Similar harvesting traditions still exist today in certain regions of Africa, especially in Chad, where local communities extract spirulina from natural lakes and use it in dried form under the name "dihé." This cultural heritage bridges past and present – preserving spirulina's remarkable reputation across centuries.
Today, spirulina – and especially Blue Spirulina made from it – is a rediscovered treasure for those seeking natural, plant-based ingredients. The vibrant blue color that once graced Aztec warriors' provisions now appears in smoothies, desserts, and health-conscious recipes worldwide.

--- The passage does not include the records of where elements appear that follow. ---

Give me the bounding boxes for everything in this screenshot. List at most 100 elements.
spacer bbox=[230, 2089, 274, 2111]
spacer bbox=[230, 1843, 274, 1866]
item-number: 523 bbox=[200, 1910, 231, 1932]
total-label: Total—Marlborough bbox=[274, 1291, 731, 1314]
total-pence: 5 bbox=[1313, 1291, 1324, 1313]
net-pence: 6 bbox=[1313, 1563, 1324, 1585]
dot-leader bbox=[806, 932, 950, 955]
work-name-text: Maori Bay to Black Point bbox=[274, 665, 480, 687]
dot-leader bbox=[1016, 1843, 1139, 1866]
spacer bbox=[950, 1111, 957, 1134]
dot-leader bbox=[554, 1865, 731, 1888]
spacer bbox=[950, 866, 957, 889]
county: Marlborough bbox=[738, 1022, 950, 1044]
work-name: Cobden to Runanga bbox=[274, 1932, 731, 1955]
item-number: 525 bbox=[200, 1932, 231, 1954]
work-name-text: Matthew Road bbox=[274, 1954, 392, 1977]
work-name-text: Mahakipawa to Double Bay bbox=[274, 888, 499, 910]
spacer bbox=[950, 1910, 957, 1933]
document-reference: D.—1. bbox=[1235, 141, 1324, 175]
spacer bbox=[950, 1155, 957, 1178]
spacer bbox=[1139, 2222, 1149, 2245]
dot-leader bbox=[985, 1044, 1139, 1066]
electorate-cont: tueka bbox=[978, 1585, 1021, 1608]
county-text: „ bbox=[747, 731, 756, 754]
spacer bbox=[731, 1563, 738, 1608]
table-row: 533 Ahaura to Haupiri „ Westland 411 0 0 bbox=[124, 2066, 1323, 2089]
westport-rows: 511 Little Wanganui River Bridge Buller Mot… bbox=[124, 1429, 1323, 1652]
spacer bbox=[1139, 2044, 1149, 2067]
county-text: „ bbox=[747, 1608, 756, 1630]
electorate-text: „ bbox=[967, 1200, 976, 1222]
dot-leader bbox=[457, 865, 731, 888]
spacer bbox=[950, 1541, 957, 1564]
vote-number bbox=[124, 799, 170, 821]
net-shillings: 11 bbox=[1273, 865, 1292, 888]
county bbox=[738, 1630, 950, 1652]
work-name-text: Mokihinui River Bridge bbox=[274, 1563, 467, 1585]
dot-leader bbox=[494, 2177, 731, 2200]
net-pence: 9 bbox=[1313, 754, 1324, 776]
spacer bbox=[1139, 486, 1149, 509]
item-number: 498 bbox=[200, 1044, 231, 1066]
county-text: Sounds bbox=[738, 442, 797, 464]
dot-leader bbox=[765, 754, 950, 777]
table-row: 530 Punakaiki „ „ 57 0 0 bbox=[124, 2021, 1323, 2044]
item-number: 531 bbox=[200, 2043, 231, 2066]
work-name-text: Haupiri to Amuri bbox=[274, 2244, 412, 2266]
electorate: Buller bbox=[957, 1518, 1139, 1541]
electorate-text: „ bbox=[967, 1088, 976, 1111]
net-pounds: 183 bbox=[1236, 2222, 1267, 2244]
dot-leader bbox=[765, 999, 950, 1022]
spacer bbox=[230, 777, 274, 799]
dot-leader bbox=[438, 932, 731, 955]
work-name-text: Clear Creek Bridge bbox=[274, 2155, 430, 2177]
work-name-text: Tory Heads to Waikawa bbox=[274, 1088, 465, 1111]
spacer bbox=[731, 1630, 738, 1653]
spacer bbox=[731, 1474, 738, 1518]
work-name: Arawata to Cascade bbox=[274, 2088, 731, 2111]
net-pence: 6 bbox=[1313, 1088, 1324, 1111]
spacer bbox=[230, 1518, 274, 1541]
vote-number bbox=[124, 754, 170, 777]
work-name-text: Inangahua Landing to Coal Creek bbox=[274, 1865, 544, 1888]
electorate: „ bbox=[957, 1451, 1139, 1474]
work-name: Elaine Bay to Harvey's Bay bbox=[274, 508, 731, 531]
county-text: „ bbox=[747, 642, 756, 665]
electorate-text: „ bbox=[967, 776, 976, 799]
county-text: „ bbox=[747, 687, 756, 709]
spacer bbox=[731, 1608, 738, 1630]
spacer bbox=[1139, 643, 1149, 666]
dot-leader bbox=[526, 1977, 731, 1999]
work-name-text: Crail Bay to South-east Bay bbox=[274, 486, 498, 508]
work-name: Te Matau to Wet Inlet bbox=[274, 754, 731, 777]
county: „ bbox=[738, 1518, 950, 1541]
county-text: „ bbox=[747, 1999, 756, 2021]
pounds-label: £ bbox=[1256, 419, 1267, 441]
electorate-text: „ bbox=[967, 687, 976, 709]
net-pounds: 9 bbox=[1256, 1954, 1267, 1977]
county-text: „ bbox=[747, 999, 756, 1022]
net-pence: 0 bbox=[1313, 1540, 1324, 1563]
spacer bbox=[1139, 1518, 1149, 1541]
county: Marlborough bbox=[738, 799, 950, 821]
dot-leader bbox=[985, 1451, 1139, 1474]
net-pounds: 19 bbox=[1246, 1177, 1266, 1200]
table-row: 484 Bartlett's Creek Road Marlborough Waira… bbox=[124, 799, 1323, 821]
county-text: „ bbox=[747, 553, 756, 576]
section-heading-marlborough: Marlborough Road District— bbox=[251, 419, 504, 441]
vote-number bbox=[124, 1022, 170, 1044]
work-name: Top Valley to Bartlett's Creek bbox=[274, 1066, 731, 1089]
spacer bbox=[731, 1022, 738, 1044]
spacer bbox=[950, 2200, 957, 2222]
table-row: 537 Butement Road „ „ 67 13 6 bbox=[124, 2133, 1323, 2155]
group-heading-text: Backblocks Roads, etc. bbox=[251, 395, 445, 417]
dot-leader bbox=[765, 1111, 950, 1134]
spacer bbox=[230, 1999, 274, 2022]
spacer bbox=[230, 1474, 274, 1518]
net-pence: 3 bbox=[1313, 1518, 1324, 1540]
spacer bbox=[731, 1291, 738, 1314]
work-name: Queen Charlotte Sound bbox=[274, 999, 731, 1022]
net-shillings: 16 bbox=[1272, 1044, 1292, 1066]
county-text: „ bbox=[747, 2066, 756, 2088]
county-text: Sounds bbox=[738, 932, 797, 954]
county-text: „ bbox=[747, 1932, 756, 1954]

But the essence remains unchanged: spirulina is still the same food source that once nourished empires, strengthened warriors, and sustained communities. This legacy is not just about the past – it's about how nature's wisdom can live on through generations and awaits rediscovery in every era.
Aztec warriors, Chadian women, and today's health-conscious people all hold the same blue-green wonder in their hands – and this wonder still tells the story of the ancient lakeshores where it all began.